С тем прошлым, о котором не хочется забывать, куда, будь такая возможность, хотелось бы вернуться.
Мне только исполнилось пять лет, и мама подарила мне эту фигурку, чтобы у меня был свой талисман.
Казалось бы, пустяк, но мама шепнула мне на ухо, чтобы я не ходила без слоника никуда.
С тех пор я везде носила его с собой.
Но стоило попасть в рабство, пришлось прятать его надежно в углубление под одной из ножек койки.
За десять лет я доставала его из тайника считанные разы. Если получалось остаться в бараке одной, как сейчас, доставала его в мамин день рождения.
В свой – обычно возможности не возникало, потому что эти дни все последние десять лет я проводила не одна и не в бараке… и не в цеху.
Десять лет самого настоящего рабства, хоть, Бог миловал, не сексуального…
Хотя, опять же, смотря с какой стороны рассматривать мою ситуацию. Да, за долг я и мои соседки по бараку отрабатываем в швейном цеху, чтобы хозяин мог продавать готовую одежду от кутюр, сшитую бесплатно, и это не тоже самое, что если бы нас заставляли торговать телом.
Вот только стоило мне сюда попасть, и систему я поняла очень хорошо. Бараки, цеха, надзиратели. Да-да, всё как в трудовых лагерях времен Второй Мировой войны. Нашего надзирателя зовут Юра и… на мою беду он положил на меня глаз буквально в первый же день. Эдакая похоть с первого взгляда.
И с первого же дня Юра начал пользоваться своим «служебным положением», чтобы получить то, чего захотел. Чтобы получить меня.
А я… А что я?

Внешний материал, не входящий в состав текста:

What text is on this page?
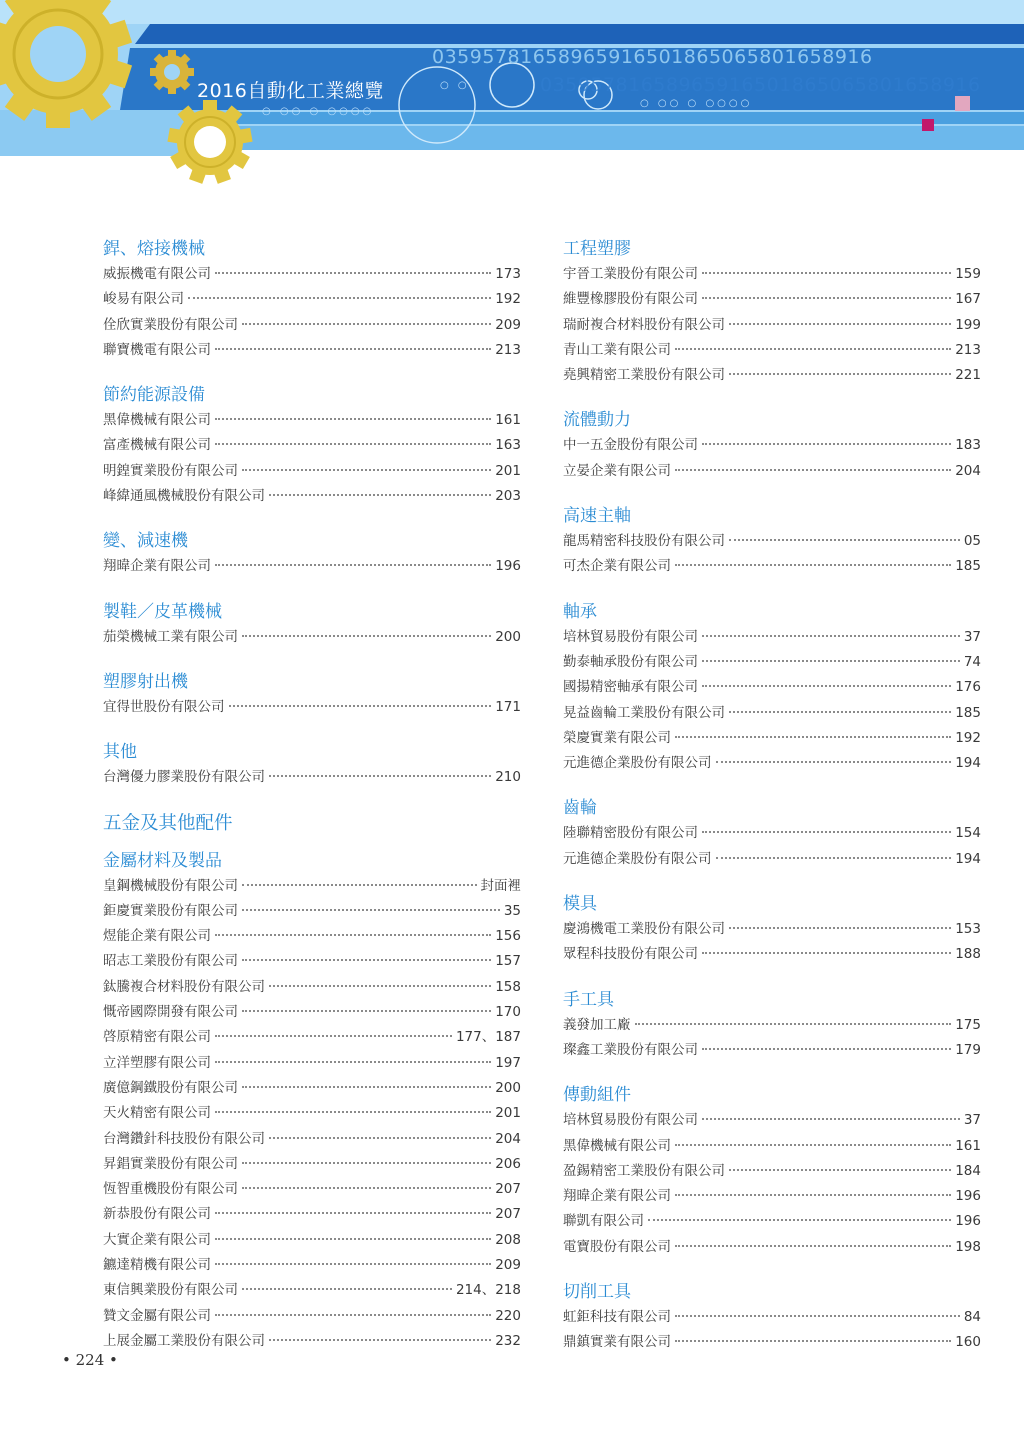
03595781658965916501865065801658916
03595781658965916501865065801658916
2016自動化工業總覽
○ ○○ ○ ○○○○
○ ○○ ○ ○○○○
○ ○
銲、熔接機械
威振機電有限公司	173
峻易有限公司	192
佺欣實業股份有限公司	209
聯寶機電有限公司	213
節約能源設備
黑偉機械有限公司	161
富產機械有限公司	163
明鍠實業股份有限公司	201
峰緯通風機械股份有限公司	203
變、減速機
翔暐企業有限公司	196
製鞋／皮革機械
茄榮機械工業有限公司	200
塑膠射出機
宜得世股份有限公司	171
其他
台灣優力膠業股份有限公司	210
五金及其他配件
金屬材料及製品
皇鋼機械股份有限公司	封面裡
鉅慶實業股份有限公司	35
煜能企業有限公司	156
昭志工業股份有限公司	157
鈦騰複合材料股份有限公司	158
慨帝國際開發有限公司	170
啓原精密有限公司	177、187
立洋塑膠有限公司	197
廣億鋼鐵股份有限公司	200
天火精密有限公司	201
台灣鑽針科技股份有限公司	204
昇錩實業股份有限公司	206
恆智重機股份有限公司	207
新恭股份有限公司	207
大實企業有限公司	208
鑣達精機有限公司	209
東信興業股份有限公司	214、218
贊文金屬有限公司	220
上展金屬工業股份有限公司	232
工程塑膠
宇晉工業股份有限公司	159
維豐橡膠股份有限公司	167
瑞耐複合材料股份有限公司	199
青山工業有限公司	213
堯興精密工業股份有限公司	221
流體動力
中一五金股份有限公司	183
立晏企業有限公司	204
高速主軸
龍馬精密科技股份有限公司	05
可杰企業有限公司	185
軸承
培林貿易股份有限公司	37
勤泰軸承股份有限公司	74
國揚精密軸承有限公司	176
晃益齒輪工業股份有限公司	185
榮慶實業有限公司	192
元進德企業股份有限公司	194
齒輪
陸聯精密股份有限公司	154
元進德企業股份有限公司	194
模具
慶鴻機電工業股份有限公司	153
眾程科技股份有限公司	188
手工具
義發加工廠	175
璨鑫工業股份有限公司	179
傳動組件
培林貿易股份有限公司	37
黑偉機械有限公司	161
盈錫精密工業股份有限公司	184
翔暐企業有限公司	196
聯凱有限公司	196
電寶股份有限公司	198
切削工具
虹鉅科技有限公司	84
鼎鎮實業有限公司	160
• 224 •
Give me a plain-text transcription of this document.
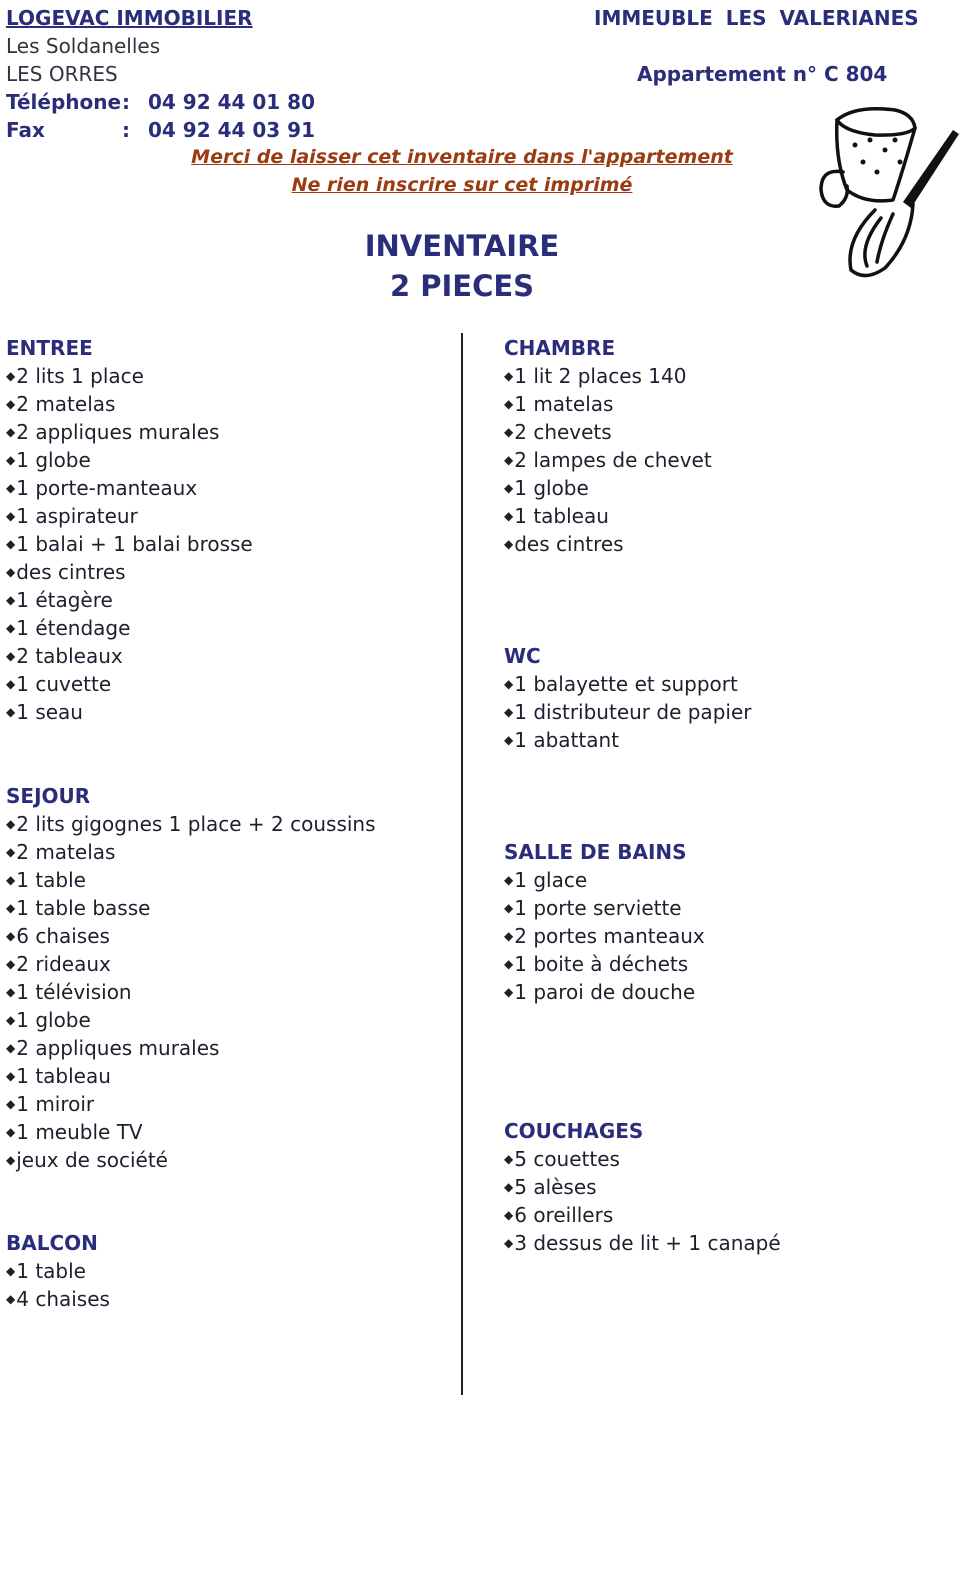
LOGEVAC IMMOBILIER
Les Soldanelles
LES ORRES
Téléphone: 04 92 44 01 80
Fax	: 04 92 44 03 91
IMMEUBLE LES VALERIANES
Appartement n° C 804
Merci de laisser cet inventaire dans l'appartement
Ne rien inscrire sur cet imprimé
INVENTAIRE
2 PIECES
ENTREE
◆2 lits 1 place
◆2 matelas
◆2 appliques murales
◆1 globe
◆1 porte-manteaux
◆1 aspirateur
◆1 balai + 1 balai brosse
◆des cintres
◆1 étagère
◆1 étendage
◆2 tableaux
◆1 cuvette
◆1 seau
SEJOUR
◆2 lits gigognes 1 place + 2 coussins
◆2 matelas
◆1 table
◆1 table basse
◆6 chaises
◆2 rideaux
◆1 télévision
◆1 globe
◆2 appliques murales
◆1 tableau
◆1 miroir
◆1 meuble TV
◆jeux de société
BALCON
◆1 table
◆4 chaises
CHAMBRE
◆1 lit 2 places 140
◆1 matelas
◆2 chevets
◆2 lampes de chevet
◆1 globe
◆1 tableau
◆des cintres
WC
◆1 balayette et support
◆1 distributeur de papier
◆1 abattant
SALLE DE BAINS
◆1 glace
◆1 porte serviette
◆2 portes manteaux
◆1 boite à déchets
◆1 paroi de douche
COUCHAGES
◆5 couettes
◆5 alèses
◆6 oreillers
◆3 dessus de lit + 1 canapé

Вместо того, чтобы дать ему отпор, десять лет пользовалась тем, что не работала также тяжело, как остальные, питалась как нормальный человек, даже была старшей по бараку, а это льготы, а на праздники получала вполне привычные для свободного человека подарки.
На Новый Год Юра даже умудрялся водить меня в клуб, позволял оторваться по полной.
А потом увозил назад, и пользовал.
Так сложилось, что он по сути стал моим первым мужчиной. Первым, единственным, ненавистным…
Из-за него я считала дни, ожидая, когда же наконец мой долг будет отработан полностью.
И вот этот волшебный миг настал.
Но вчера вечером Юра сообщил мне (причём мне показалось, будто он действительно расстроен – десять лет больной созависимости даром не проходят, а я не могу не признать, что он от меня зависит), что хозяин не подписал бумаги о моём освобождении.
«Он сказал, что изначально срок был рассчитан неправильно. Тебе придется отработать еще два года».
Слоник уже нагрелся, пока я без конца верчу его в руках.
Нет, ни на какие еще два года я в этом Аду не останусь. Сегодня в полночь проберусь в бытовку к сторожу, вырублю его, заберу оружие и наручники, заставлю Юрку приковать себя к батарее, и отдать мне ключ-карту и ключи от его машины.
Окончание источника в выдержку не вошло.